# Searching and Filter Functionality



## Les T (Jun 3, 2018)

Hi,
I've loaded 4 years of photos in LR CC. Each year is an album.  In LR Classic I've extensively used keywords and retained them in LR CC. In Classic I have a number of Collections for projects, holidays, etc.

Adobe seems to be suggesting that in LR CC creating further albums (collections) is a thing of the past and searching is becoming quicker and easier especially with the AI image recognition functionality.  However I'm struggling to understand how I can use it successfully. 

I have a keyword of "Family".  If I search for Family the search algorithm ignores the keyword and lists images it thinks are of a family. Which is good but not 100%. I can miss key-worded images and have others that are included which are not my family. I tried to trick the search by changing my keyword to "kFamily" but that was not completely successful. 

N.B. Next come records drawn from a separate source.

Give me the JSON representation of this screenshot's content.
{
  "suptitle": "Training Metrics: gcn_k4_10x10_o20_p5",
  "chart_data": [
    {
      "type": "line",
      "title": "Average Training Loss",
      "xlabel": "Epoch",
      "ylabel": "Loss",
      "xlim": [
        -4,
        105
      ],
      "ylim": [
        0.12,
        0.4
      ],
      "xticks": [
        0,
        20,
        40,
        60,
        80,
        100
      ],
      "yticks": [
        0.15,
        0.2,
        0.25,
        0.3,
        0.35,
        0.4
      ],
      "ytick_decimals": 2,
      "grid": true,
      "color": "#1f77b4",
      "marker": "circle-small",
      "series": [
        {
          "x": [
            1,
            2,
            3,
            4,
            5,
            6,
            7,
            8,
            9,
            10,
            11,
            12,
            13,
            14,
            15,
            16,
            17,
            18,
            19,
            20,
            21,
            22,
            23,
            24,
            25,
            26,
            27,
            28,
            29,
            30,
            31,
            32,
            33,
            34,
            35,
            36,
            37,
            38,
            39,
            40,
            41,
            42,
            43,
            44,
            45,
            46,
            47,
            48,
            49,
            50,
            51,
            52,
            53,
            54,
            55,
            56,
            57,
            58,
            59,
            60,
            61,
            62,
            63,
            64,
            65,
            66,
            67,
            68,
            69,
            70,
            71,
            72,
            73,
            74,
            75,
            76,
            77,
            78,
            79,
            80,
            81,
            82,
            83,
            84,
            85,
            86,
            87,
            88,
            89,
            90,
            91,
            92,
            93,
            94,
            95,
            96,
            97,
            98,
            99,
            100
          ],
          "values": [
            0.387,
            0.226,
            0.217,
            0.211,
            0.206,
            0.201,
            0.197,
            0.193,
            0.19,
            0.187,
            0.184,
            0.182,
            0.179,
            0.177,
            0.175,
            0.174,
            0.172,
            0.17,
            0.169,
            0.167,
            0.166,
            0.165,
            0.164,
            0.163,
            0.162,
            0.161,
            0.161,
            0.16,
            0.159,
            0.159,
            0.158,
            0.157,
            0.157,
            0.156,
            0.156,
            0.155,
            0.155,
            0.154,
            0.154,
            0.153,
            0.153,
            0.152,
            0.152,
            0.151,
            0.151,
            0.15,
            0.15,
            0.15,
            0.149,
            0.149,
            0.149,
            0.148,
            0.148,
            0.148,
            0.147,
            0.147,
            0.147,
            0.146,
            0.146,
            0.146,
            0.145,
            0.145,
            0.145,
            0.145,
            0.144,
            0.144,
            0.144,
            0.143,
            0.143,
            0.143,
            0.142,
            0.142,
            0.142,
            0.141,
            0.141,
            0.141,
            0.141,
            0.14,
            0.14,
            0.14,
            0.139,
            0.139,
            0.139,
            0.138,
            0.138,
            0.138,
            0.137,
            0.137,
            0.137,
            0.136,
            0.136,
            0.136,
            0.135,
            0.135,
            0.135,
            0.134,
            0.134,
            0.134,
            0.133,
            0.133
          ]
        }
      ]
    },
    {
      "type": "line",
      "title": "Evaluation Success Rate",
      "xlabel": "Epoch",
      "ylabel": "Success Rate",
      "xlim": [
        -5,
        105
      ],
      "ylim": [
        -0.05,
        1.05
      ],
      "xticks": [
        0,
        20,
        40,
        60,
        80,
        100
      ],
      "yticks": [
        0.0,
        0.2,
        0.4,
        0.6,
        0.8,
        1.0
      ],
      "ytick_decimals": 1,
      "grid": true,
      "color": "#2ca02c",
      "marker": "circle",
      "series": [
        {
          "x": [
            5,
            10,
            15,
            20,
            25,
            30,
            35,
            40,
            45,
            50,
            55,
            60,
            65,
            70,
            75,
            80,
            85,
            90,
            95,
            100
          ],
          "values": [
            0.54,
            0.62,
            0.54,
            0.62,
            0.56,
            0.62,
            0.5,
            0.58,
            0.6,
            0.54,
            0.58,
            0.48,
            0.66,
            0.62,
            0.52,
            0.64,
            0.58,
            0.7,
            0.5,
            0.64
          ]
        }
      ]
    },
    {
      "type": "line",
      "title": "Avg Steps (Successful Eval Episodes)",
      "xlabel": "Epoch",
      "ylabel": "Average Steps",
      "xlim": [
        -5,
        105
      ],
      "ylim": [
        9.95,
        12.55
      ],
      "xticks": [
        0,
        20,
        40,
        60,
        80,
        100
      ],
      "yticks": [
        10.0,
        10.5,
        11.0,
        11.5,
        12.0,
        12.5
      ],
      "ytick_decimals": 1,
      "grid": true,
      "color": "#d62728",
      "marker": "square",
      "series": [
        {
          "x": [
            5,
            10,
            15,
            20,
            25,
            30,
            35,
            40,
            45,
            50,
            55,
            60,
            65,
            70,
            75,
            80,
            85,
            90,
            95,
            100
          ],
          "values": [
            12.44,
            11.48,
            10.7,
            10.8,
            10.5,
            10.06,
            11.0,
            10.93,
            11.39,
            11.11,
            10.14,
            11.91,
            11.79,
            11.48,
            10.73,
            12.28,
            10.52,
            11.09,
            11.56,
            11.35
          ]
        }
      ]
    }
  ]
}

The keyword *filter* drop down option is 100% correct. Problem with that is that selecting multiple keywords results in an OR selection. Can't see and way of making that an AND selection? I want to search for Family and Holidays and Ethan (my grandson).

Regards,
    Les


----------



## Jim Wilde (Jun 3, 2018)

Pending improvements in the search capabilities, I'd tackle your example search by filtering on Ethan (assuming he's the only "Ethan" in your keyword list), add the results into a temporary album, select that album then filter again on Holidays (I'm guessing that Family would be a bit of a redundancy, so not needed). That'll give you all pictures with the Ethan and Holidays keywords. Not ideal, but not too difficult to do.


----------



## Les T (Jun 4, 2018)

Hi Jim,
Thanks for the reply.
My main take from your reply is that searching/filtering needs more work from Adobe and its not just my poor understand of the functionality.
For the foreseeable future my weapon of choice is LR Classic.  I'm using them as separate tools. As mentioned previously I've loaded 4 years of images into LR CC to see how it works. Occasionally I'll load a few new photos in both and see if I can produce similar results.  As an amateur I have the luxury of time do this. 
I'm using it to edit my iPhone images. If there are any good keepers I down load them from LR CC and them upload to LR Classic.  I don't have any syncing between the two.
I'm looking forward to seeing how LR CC progresses over time.
Regards,
   Les


----------